Machlomovirus

Virus classification
- (unranked): Virus
- Realm: Riboviria
- Kingdom: Orthornavirae
- Phylum: Kitrinoviricota
- Class: Tolucaviricetes
- Order: Tolivirales
- Family: Tombusviridae
- Subfamily: Procedovirinae
- Genus: Machlomovirus

= Machlomovirus =

Genus of viruses

Machlomovirus is a genus of plant viruses, in the family Tombusviridae. Plants serve as natural hosts. There are two species in this genus, including Maize chlorotic mottle virus (MCMV), which causes significant losses in maize production worldwide. MCMV was first identified in the U.S. state of Kansas causing maize lethal necrosis disease/MLN/corn lethal necrosis, a severe disease that negatively affects all stages of development for maize plants.

==Taxonomy==
The genus contains the following species, listed by scientific name and followed by their common names.
- Machlomovirus liegense, Poaceae Liege machlomovirus
- Machlomovirus zeae, Maize chlorotic mottle virus

==Structure==
Viruses in Machlomovirus are non-enveloped, with icosahedral and spherical geometries, and T=3 symmetry. The diameter is around 28-34 nm. Genomes are linear, around 4–5.4kb in length.

| Genus | Structure | Symmetry | Capsid | Genomic arrangement | Genomic segmentation |
|---|---|---|---|---|---|
| Machlomovirus | Icosahedral | T=3 | Non-enveloped | Linear | Monopartite |

==Life cycle==
Viral replication is cytoplasmic. Entry into the host cell is achieved by penetration into the host cell. Replication follows the positive stranded RNA virus replication model. Positive stranded RNA virus transcription, using the premature termination model of subgenomic RNA transcription is the method of transcription. Translation takes place by leaky scanning, and suppression of termination. The virus exits the host cell by tubule-guided viral movement. Plants serve as the natural host. Transmission routes are mechanical, seed borne, and contact. Even a small incidence of seed transmission is problematic: Although Kimani et al. 2021 finds MCMV to be almost incapable of successfully making the jump from contaminated seed to infecting a seedling, even a small infected proportion of a field will infect the entire field (via vector) unless quickly removed.

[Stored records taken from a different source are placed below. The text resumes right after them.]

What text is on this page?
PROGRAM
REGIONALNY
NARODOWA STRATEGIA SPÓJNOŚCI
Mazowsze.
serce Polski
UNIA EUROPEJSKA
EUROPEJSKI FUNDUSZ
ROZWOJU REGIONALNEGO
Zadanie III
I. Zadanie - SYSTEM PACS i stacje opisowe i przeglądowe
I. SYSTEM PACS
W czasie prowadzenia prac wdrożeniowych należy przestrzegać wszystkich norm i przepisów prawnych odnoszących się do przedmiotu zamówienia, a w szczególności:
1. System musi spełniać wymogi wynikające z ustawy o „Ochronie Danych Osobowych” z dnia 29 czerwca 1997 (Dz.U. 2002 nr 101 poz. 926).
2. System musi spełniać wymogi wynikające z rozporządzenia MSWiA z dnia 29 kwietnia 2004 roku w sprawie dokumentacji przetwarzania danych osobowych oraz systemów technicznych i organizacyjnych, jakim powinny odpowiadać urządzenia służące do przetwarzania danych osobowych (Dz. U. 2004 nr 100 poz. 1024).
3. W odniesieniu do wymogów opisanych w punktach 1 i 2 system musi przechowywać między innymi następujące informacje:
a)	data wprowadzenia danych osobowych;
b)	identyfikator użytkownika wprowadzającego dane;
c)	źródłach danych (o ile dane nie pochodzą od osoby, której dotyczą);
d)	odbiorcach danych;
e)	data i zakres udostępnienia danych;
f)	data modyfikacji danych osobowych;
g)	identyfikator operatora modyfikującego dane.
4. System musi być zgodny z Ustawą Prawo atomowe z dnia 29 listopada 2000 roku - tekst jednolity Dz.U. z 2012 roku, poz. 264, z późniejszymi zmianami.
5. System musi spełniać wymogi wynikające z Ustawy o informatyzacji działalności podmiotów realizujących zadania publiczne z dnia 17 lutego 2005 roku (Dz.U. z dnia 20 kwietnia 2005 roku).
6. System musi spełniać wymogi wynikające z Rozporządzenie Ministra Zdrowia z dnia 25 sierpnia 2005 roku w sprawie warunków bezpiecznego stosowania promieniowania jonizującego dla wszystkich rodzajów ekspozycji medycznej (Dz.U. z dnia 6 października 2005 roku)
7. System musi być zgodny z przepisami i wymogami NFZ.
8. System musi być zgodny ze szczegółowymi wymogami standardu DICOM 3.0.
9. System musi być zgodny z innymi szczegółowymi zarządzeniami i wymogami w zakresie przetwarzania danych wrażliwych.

| Genus | Host details | Tissue tropism | Entry details | Release details | Replication site | Assembly site | Transmission |
|---|---|---|---|---|---|---|---|
| Machlomovirus | Plants | None | Viral movement; mechanical inoculation | Viral movement | Cytoplasm | Cytoplasm | Mechanical: contact; seed |

This virus can be transmitted by six species of leaf beetle: cereal leaf beetle (Oulema melanopus), the red-headed flea beetle (Systena frontalis), corn flea beetle (Chaetocnema pulicaria), southern corn rootworm (Diabrotica undecimpunctata), northern corn rootworm (D. longicornis) and western corn rootworm (D. virgifera virgifera). It can also be transmitted by the corn thrips, Frankliniella williamsi.